Although stocks traded in a tight range yesterday, the final hour of trading witnessed activity as traders picked up technology and financial stocks.  Better-than-expected results from retailers signaled consumers were beginning to open their wallets.  Gold prices extended their recent gains, and almost touched the psychologically-significant $1000 level, before giving up some gains to settle at $995.80, its highest since February.  The Vix volatility measure eased 6.2% to close at 27.10, signaling the moods were more sanguine than before.  On the New York Stock Exchange, 1.16 billion shares exchanged hands.

Nevertheless, retailers surprised yesterday.  Retailers’ comparable sales data posted ahead of expectations for a 3.8% decline in August, although still off 2.9%.  Retailers’ shares rose 2% as a group, with Gap (NYSE:GPS) up 7.6%, Saks (NYSE:SKS) rising 7.5%, Aeropostale (NYSE:ARO) 7%, Costco (NASDAQ:COST) 6.6%, Target (NYSE:TGT) 1.7%, Wal-Mart (NYSE:WMT) 1.6%.  Shares of Abercrombie and Fitch (NYSE:ANF) dropped 3.5%. 

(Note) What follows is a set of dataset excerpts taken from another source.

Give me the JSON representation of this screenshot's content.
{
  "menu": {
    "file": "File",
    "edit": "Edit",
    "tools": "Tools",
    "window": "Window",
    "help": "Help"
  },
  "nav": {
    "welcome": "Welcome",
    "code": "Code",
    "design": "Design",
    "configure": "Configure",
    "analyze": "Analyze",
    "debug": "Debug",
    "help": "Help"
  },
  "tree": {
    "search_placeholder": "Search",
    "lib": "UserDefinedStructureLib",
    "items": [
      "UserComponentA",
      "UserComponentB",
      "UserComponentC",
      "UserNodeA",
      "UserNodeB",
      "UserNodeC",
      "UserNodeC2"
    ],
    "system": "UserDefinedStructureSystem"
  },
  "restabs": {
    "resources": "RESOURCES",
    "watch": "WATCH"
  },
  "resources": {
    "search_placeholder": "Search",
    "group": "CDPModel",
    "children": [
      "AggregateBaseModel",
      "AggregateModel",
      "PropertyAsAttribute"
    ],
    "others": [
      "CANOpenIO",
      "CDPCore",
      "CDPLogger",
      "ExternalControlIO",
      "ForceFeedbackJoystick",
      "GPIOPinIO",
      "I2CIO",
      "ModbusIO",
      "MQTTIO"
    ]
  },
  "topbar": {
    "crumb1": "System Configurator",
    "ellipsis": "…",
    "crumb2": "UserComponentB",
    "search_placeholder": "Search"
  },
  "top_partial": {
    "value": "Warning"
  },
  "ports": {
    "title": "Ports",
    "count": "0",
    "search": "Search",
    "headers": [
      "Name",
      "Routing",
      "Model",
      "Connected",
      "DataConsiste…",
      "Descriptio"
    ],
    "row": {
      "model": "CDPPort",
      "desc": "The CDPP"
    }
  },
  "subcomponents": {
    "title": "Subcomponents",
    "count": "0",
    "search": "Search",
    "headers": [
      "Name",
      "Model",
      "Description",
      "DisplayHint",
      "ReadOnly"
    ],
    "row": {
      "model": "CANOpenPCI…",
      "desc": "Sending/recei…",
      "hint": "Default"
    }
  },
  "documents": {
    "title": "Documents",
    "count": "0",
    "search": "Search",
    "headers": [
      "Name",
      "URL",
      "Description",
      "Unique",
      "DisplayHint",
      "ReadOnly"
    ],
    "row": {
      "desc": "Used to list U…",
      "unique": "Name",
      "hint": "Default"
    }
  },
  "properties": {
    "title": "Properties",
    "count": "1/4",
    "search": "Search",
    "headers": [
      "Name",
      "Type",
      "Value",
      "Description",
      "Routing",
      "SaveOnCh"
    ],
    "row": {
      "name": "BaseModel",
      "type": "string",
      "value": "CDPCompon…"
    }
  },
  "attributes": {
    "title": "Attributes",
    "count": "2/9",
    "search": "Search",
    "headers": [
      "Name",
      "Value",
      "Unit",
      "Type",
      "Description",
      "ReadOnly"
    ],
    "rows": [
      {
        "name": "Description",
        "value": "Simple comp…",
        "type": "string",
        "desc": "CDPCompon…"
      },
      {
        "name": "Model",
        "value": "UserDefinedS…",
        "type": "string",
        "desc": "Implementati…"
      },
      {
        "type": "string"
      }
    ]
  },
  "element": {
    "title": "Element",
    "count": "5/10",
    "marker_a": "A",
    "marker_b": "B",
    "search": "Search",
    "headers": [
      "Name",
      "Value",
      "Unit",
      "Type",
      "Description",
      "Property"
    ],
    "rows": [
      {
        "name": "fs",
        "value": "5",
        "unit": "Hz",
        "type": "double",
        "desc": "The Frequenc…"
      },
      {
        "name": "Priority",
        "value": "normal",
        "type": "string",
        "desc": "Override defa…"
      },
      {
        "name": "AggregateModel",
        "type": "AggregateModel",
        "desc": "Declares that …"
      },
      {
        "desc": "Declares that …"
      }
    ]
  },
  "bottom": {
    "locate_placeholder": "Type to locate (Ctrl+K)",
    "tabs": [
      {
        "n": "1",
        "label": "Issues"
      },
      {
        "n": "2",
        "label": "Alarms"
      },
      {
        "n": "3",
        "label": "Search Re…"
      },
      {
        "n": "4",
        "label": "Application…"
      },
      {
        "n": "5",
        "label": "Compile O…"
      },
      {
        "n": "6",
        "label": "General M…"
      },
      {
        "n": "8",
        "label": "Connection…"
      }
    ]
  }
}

The advance in the DJIA was led by financials and basic materials shares, with Bank of America (NYSE:BAC) rising 3.5% and JP Morgan (NYSE:JPM) up 3.1%.  Among the ten S&P500 industry groups, financials and basic material shares advanced 2.2%, and were the leading gainers. Indications that credit markets are showing sings of softening helped financial stocks.  Meanwhile, resource stocks rallied on expectations for continuing China growth. Alcoa (NYSE:AA) jumped 4.0% and the company’s CEO raised China’s aluminum demand projection to 4% growth this year from flat.  Caterpillar (NYSE:CAT) rose 3.5% to $45.04.